最初に読んだのはYahoo! NewsかOCNのニュース記事ですが、共同通信社のサイトで読むには面倒な手続(?)が必要なので、朝日新聞社のサイトを見たところ、昨日(2019年3月22日)の11時50分付で「瀬戸大橋渡る路線以外すべて赤字 JR四国が収支初公表」(https://www.asahi.com/articles/ASM3N5300M3NPLFA007.html)という記事が掲載されていましたので、これによりつつ、ブログを書いていきます。
実のところ、私は一度も四国各県を訪れたことがないので、当然、JR四国(四国旅客鉄道株式会社)の各線を利用したこともありません。ただ、国鉄分割民営化の時に、四国、九州および北海道は経営基盤が弱いということがわかっており、そのために四国および北海道向けにキハ54が製造されたという話もあるほどですから、JR四国の状況は良くないであろうということも簡単に推測できました。
しかも、上記記事の見出しにもあるように、JR四国の路線ごとの収支が初めて公表されたのです。このブログにもJR北海道かどこかに関連して記しましたが、公表の時期が遅すぎます。国鉄時代には毎年公表されていたようですが、民営化されてから、株主はともあれ、地域に示されていなかったことが問題を大きくしたと考えられるからです。ちなみに、JR四国の公式サイトを少しばかり見たところでは、区間ごとの収支に関する情報は掲載されていないようです。
今回公表されたのは、2013年度から2017年度までの5年間の平均実績です。JR四国には9つの路線がありますが、長距離の路線についてはいくつかの区間に分割して公表されたため、9路線18区間となっています。
①鉄道路線全体の年間赤字額
平均で109億円です。鉄道事業で黒字になったことは一度もありません。
②路線ごとの赤字額
これも年間平均額と思われますが、最大は土讃線の琴平〜高知で17億6000万円、次に予讃線・内子線の松山〜宇和島で12億4000万円(上記記事では予讃線と内子線が区別されていません)です。
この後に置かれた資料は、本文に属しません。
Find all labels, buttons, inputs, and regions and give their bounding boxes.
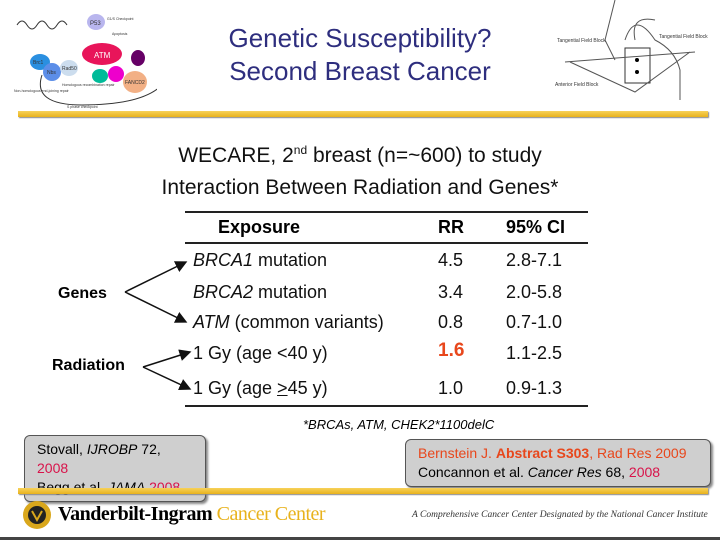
rr-value: 0.8 [438,312,464,332]
header-ci: 95% CI [506,217,566,237]
exposure-1gy-over-45: 1 Gy (age >45 y) [193,378,328,399]
label-g1s-checkpoint: G1/S Checkpoint [107,17,133,21]
dna-repair-pathway-diagram: ATM P53 G1/S Checkpoint Apoptosis Brc1 N… [14,14,157,109]
ci-value: 1.1-2.5 [506,343,563,363]
label-atm: ATM [94,51,111,60]
exposure-label: mutation [253,250,328,270]
header-exposure: Exposure [218,217,301,237]
slide-title: Genetic Susceptibility? Second Breast Ca… [190,22,530,88]
rr-value: 4.5 [438,250,464,270]
rr-value: 1.0 [438,378,464,398]
label-anterior-field-block: Anterior Field Block [555,82,599,88]
superscript: nd [293,143,308,157]
ci-value: 2.8-7.1 [506,250,563,270]
table-top-rule [185,211,588,213]
radiation-field-figure: Tangential Field Block Tangential Field … [555,0,708,100]
reference-concannon: Concannon et al. Cancer Res 68, 2008 [418,464,661,480]
label-s-phase-checkpoint: S phase checkpoint [67,105,98,109]
subtitle-text: WECARE, 2 [178,144,294,167]
title-line-1: Genetic Susceptibility? [228,23,492,53]
reference-stovall: Stovall, IJROBP 72, 2008 [37,441,161,476]
exposure-label: mutation [253,282,328,302]
label-rad50: Rad50 [62,66,77,72]
rr-value: 3.4 [438,282,464,302]
footer-logo-text: Vanderbilt-Ingram Cancer Center [58,503,326,525]
ci-value: 2.0-5.8 [506,282,563,302]
exposure-brca1: BRCA1 mutation [193,250,327,271]
arrow-genes-atm [124,291,188,323]
label-nbs: Nbs [47,70,56,76]
subtitle-text: breast (n=~600) to study [307,144,542,167]
table-bottom-rule [185,405,588,407]
arrow-genes-brca1 [124,261,188,293]
label-tangential-field-block-right: Tangential Field Block [659,34,708,40]
label-p53: P53 [90,21,101,27]
footer-divider [18,488,708,494]
label-nhej-repair: Non-homologous end-joining repair [14,89,70,93]
header-divider [18,111,708,117]
table-header-rule [185,242,588,244]
title-line-2: Second Breast Cancer [229,56,491,86]
ci-value: 0.9-1.3 [506,378,563,398]
exposure-label: 45 y) [287,378,328,398]
footer-tagline: A Comprehensive Cancer Center Designated… [412,510,708,520]
rr-value-highlight: 1.6 [438,340,465,361]
ci-value: 0.7-1.0 [506,312,563,332]
header-rr: RR [438,217,464,237]
subtitle-line-2: Interaction Between Radiation and Genes* [161,176,559,199]
reference-box-right: Bernstein J. Abstract S303, Rad Res 2009… [405,439,711,487]
label-tangential-field-block-left: Tangential Field Block [557,38,606,44]
exposure-atm: ATM (common variants) [193,312,384,333]
gene-name: BRCA1 [193,250,254,270]
gene-name: ATM [193,312,230,332]
exposure-label: 1 Gy (age [193,378,278,398]
subtitle-line-1: WECARE, 2nd breast (n=~600) to study [0,143,720,168]
exposure-brca2: BRCA2 mutation [193,282,327,303]
label-fancd2: FANCD2 [125,80,145,86]
arrow-radiation-over45 [142,366,192,390]
gene-name: BRCA2 [193,282,254,302]
greater-equal-sign: > [277,378,288,398]
label-hr-repair: Homologous recombination repair [62,83,115,87]
group-label-genes: Genes [58,285,107,302]
footnote: *BRCAs, ATM, CHEK2*1100delC [303,417,495,432]
exposure-1gy-under-40: 1 Gy (age <40 y) [193,343,328,363]
exposure-label: (common variants) [229,312,384,332]
label-apoptosis: Apoptosis [112,32,128,36]
vanderbilt-logo-icon [23,501,51,529]
bottom-border [0,537,720,540]
reference-bernstein: Bernstein J. Abstract S303, Rad Res 2009 [418,445,687,461]
label-brc1: Brc1 [33,60,44,66]
arrow-radiation-under40 [142,349,192,368]
group-label-radiation: Radiation [52,357,125,374]
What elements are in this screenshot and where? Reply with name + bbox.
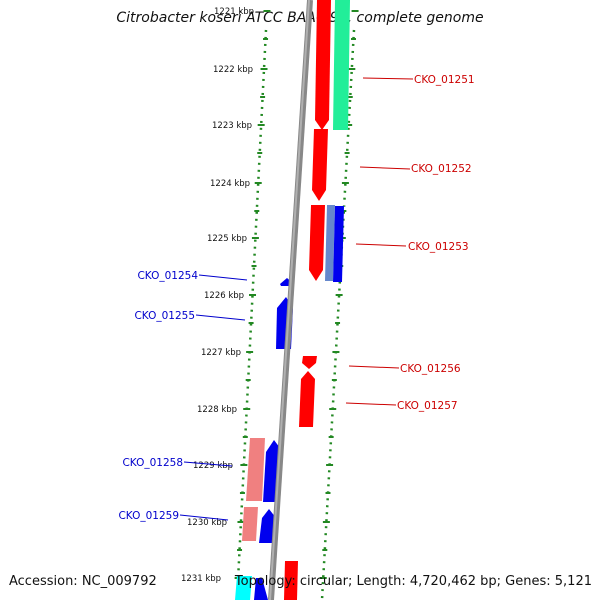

予讃線の高松〜多度津でも6億2000万円となっています。
③黒字路線と黒字額
瀬戸大橋を通る本四備讃線(茶屋町〜児島がJR西日本、児島〜宇多津がJR四国)のみが黒字路線で、額は5億2000万円です。
④営業係数
鉄道路線の経営状況を示す数値としてよく用いられるのが営業係数です。これは、路線において100円の収入を得るために必要とされる経費の額を示します。勿論、経費の額が100円を超えれば赤字であり、額が大きければ大きいほど経営状況が悪いことを示します。
JR四国全体の営業係数は144でした。
次に、線区ごとに見ますと、予想通りというべきか、最も悪いのは予土線(若井〜北宇和島)の1159、次に牟岐線のうち、阿南〜海部の635となっています。この他に2つの線区で300を超えています。
さらに詳しいデータを見る必要がありますが、上記のような端的なものでも状況の悪さがわかります。これから本格的に存続・廃止の議論が始まるでしょう。
そう言えば、牟岐線に接続する阿佐海岸鉄道も、経営状況が悪いことで知られています。この3月のダイヤ改正で、阿佐海岸鉄道と牟岐線との直通運転が中止されました。これがどのような方向に進むか、注意を向ける必要がありそうです。